Promotional image for Years and Years (2019) | Image source

Finally, would we like a continuation of the series or a spin-off show going forward?

Hayley: For me I wouldn’t want this particular version of the show to continue; the ending felt ambiguous yet complete. I also think the further they move into the future, the more they stray from the ‘near future’ premise which is key to making Years and Years what it is. What I would love to see is an international spin-off: the events of Years and Years from the perspective of a family in another country. Maybe in the US, living through a second term with Trump, a Mike Pence presidency and the abortion ban; Germany after the death of Angela Merkel; Spain descending into chaos under a far-left, Fascist government.

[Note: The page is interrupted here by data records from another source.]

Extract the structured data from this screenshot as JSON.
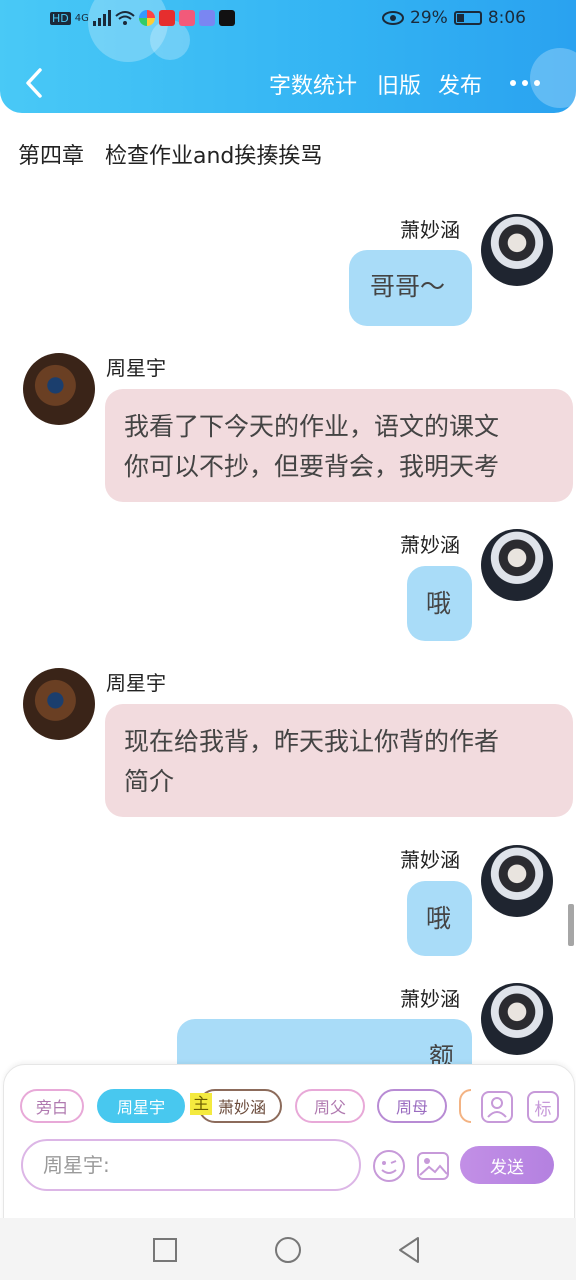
{
  "status_bar": {
    "left_labels": [
      "HD",
      "4G"
    ],
    "battery_percent": "29%",
    "battery_level": 0.29,
    "time": "8:06"
  },
  "header": {
    "back_icon": "chevron-left-icon",
    "word_count": "字数统计",
    "old_version": "旧版",
    "publish": "发布",
    "more_icon": "more-dots-icon",
    "gradient": [
      "#49c9f6",
      "#2aa2f0"
    ]
  },
  "chapter_title": "第四章   检查作业and挨揍挨骂",
  "messages": [
    {
      "side": "right",
      "name": "萧妙涵",
      "text": "哥哥～"
    },
    {
      "side": "left",
      "name": "周星宇",
      "lines": [
        "我看了下今天的作业，语文的课文",
        "你可以不抄，但要背会，我明天考"
      ]
    },
    {
      "side": "right",
      "name": "萧妙涵",
      "text": "哦"
    },
    {
      "side": "left",
      "name": "周星宇",
      "lines": [
        "现在给我背，昨天我让你背的作者",
        "简介"
      ]
    },
    {
      "side": "right",
      "name": "萧妙涵",
      "text": "哦"
    },
    {
      "side": "right",
      "name": "萧妙涵",
      "text": "额"
    }
  ],
  "composer": {
    "chips": [
      "旁白",
      "周星宇",
      "萧妙涵",
      "周父",
      "周母"
    ],
    "main_tag": "主",
    "mark_button": "标",
    "input_placeholder": "周星宇:",
    "send": "发送",
    "colors": {
      "active_chip": "#48c8ef",
      "send": "#b481e0",
      "right_bubble": "#a9dcf8",
      "left_bubble": "#f2dbde"
    }
  },
  "system_nav": [
    "square-icon",
    "circle-icon",
    "triangle-back-icon"
  ]
}
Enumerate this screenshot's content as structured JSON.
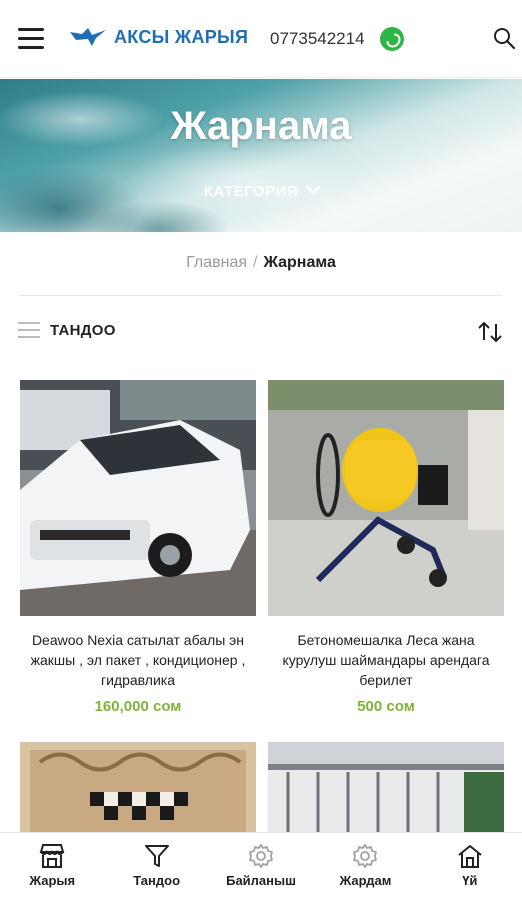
{
  "header": {
    "logo_text": "АКСЫ ЖАРЫЯ",
    "phone": "0773542214",
    "brand_color": "#1e6fb5",
    "whatsapp_color": "#2fb543"
  },
  "hero": {
    "title": "Жарнама",
    "category_label": "КАТЕГОРИЯ"
  },
  "breadcrumb": {
    "home": "Главная",
    "separator": "/",
    "current": "Жарнама"
  },
  "sort": {
    "label": "ТАНДОО"
  },
  "products": [
    {
      "title": "Deawoo Nexia сатылат абалы эн жакшы , эл пакет , кондиционер , гидравлика",
      "price": "160,000 сом",
      "image": "white-car-photo"
    },
    {
      "title": "Бетономешалка Леса жана курулуш шаймандары арендага берилет",
      "price": "500 сом",
      "image": "cement-mixer-photo"
    },
    {
      "title": "",
      "price": "",
      "image": "carved-chess-board-photo"
    },
    {
      "title": "",
      "price": "",
      "image": "metal-fence-photo"
    }
  ],
  "price_color": "#7fb239",
  "bottom_nav": [
    {
      "label": "Жарыя",
      "icon": "shop-icon"
    },
    {
      "label": "Тандоо",
      "icon": "filter-icon"
    },
    {
      "label": "Байланыш",
      "icon": "gear-icon"
    },
    {
      "label": "Жардам",
      "icon": "gear-icon"
    },
    {
      "label": "Үй",
      "icon": "home-icon"
    }
  ]
}
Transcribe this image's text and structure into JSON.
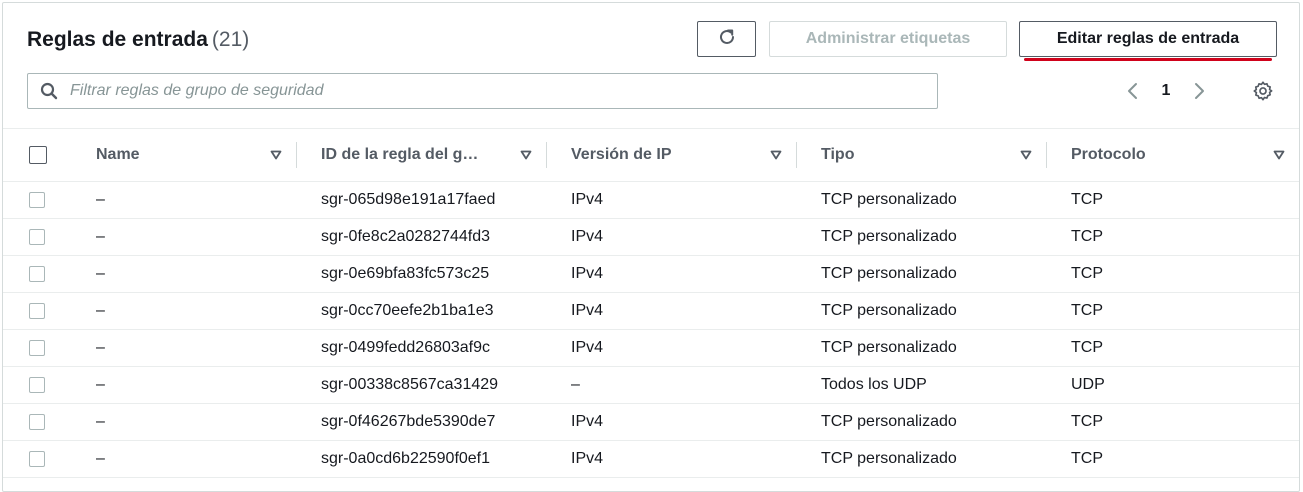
{
  "header": {
    "title": "Reglas de entrada",
    "count": "(21)",
    "refresh_icon": "refresh-icon",
    "manage_tags_label": "Administrar etiquetas",
    "edit_rules_label": "Editar reglas de entrada"
  },
  "search": {
    "placeholder": "Filtrar reglas de grupo de seguridad",
    "value": "",
    "icon": "search-icon"
  },
  "pagination": {
    "current_page": "1",
    "prev_icon": "chevron-left-icon",
    "next_icon": "chevron-right-icon",
    "settings_icon": "gear-icon"
  },
  "colors": {
    "highlight": "#d0021b",
    "border": "#545b64",
    "disabled": "#aab7b8"
  },
  "table": {
    "columns": [
      "Name",
      "ID de la regla del g…",
      "Versión de IP",
      "Tipo",
      "Protocolo"
    ],
    "rows": [
      {
        "name": "–",
        "id": "sgr-065d98e191a17faed",
        "ip_version": "IPv4",
        "type": "TCP personalizado",
        "protocol": "TCP"
      },
      {
        "name": "–",
        "id": "sgr-0fe8c2a0282744fd3",
        "ip_version": "IPv4",
        "type": "TCP personalizado",
        "protocol": "TCP"
      },
      {
        "name": "–",
        "id": "sgr-0e69bfa83fc573c25",
        "ip_version": "IPv4",
        "type": "TCP personalizado",
        "protocol": "TCP"
      },
      {
        "name": "–",
        "id": "sgr-0cc70eefe2b1ba1e3",
        "ip_version": "IPv4",
        "type": "TCP personalizado",
        "protocol": "TCP"
      },
      {
        "name": "–",
        "id": "sgr-0499fedd26803af9c",
        "ip_version": "IPv4",
        "type": "TCP personalizado",
        "protocol": "TCP"
      },
      {
        "name": "–",
        "id": "sgr-00338c8567ca31429",
        "ip_version": "–",
        "type": "Todos los UDP",
        "protocol": "UDP"
      },
      {
        "name": "–",
        "id": "sgr-0f46267bde5390de7",
        "ip_version": "IPv4",
        "type": "TCP personalizado",
        "protocol": "TCP"
      },
      {
        "name": "–",
        "id": "sgr-0a0cd6b22590f0ef1",
        "ip_version": "IPv4",
        "type": "TCP personalizado",
        "protocol": "TCP"
      }
    ]
  }
}
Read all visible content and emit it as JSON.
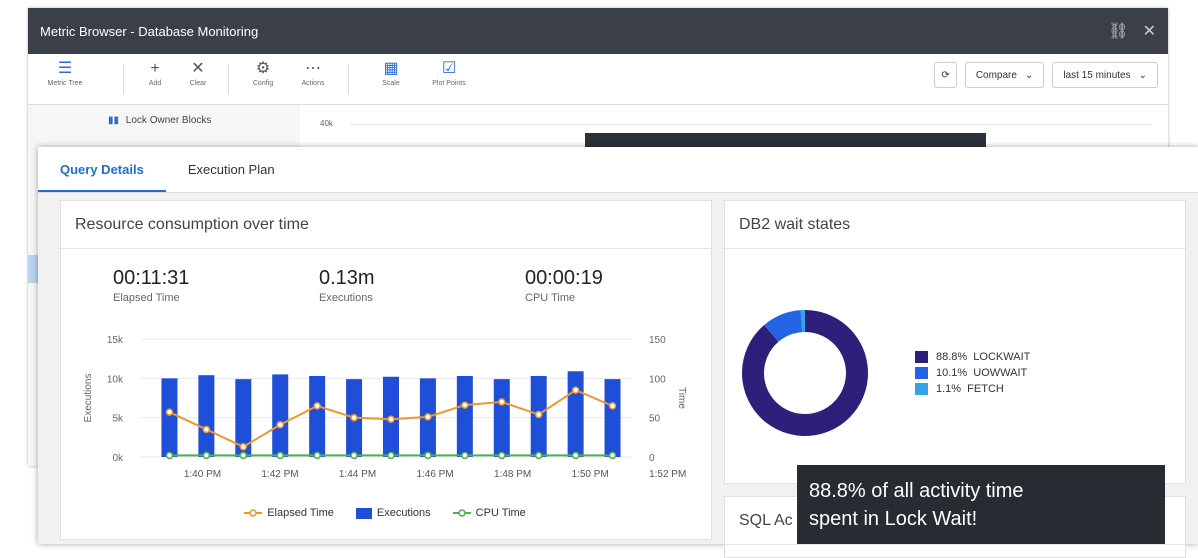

Lizzie: I agree, I also wouldn’t want this particular version of the show to continue, as you’re absolutely right, that ‘near future’ aspect is so key to Years and Years‘ selling point and its relevance to current times, as well as the socio-political horror of it all. There’s also the pragmatist in me that knows ageing these characters further would be difficult without recasting the actors, and then story wise there might be the basic family beats such as Muriel maybe passing away (and I think losing the powerhouse that is Anne Reid would be a huge mistake), Viktor moving on after Daniel, etc, that might just be too predictable. You know already I love that ending moment with Edith’s voice just flickering in, and I think leaving the Lyons on the precipice of a new family dynamic, a new age of technological and biological concerns, is the perfect place to say goodbye to them as viewers. I like your idea of an international spin-off, the US, Germany, and Spain all sound like places that would be interesting to explore. The US might work best with Years and Years‘ particular brand of political critique, especially with the rise of ICE and the direction the Republican party is currently taking. Some of those beats may of course be similar to the ones in the current Years and Years, particularly to do with immigration, but they are still necessary beats that should and must be explored. If the argument that art is necessary to disseminate society is ingrained within Years and Years‘ sheer existence, which it definitely seems to be, I can imagine it tackling that political climate as well, especially now, should they make more series going forward.

Years and Years was first broadcast on BBC One in the United Kingdom, BBC First in Belgium and The Netherlands, Canal+ in France, and HBO in the United States of America, Mexico, Poland and Spain.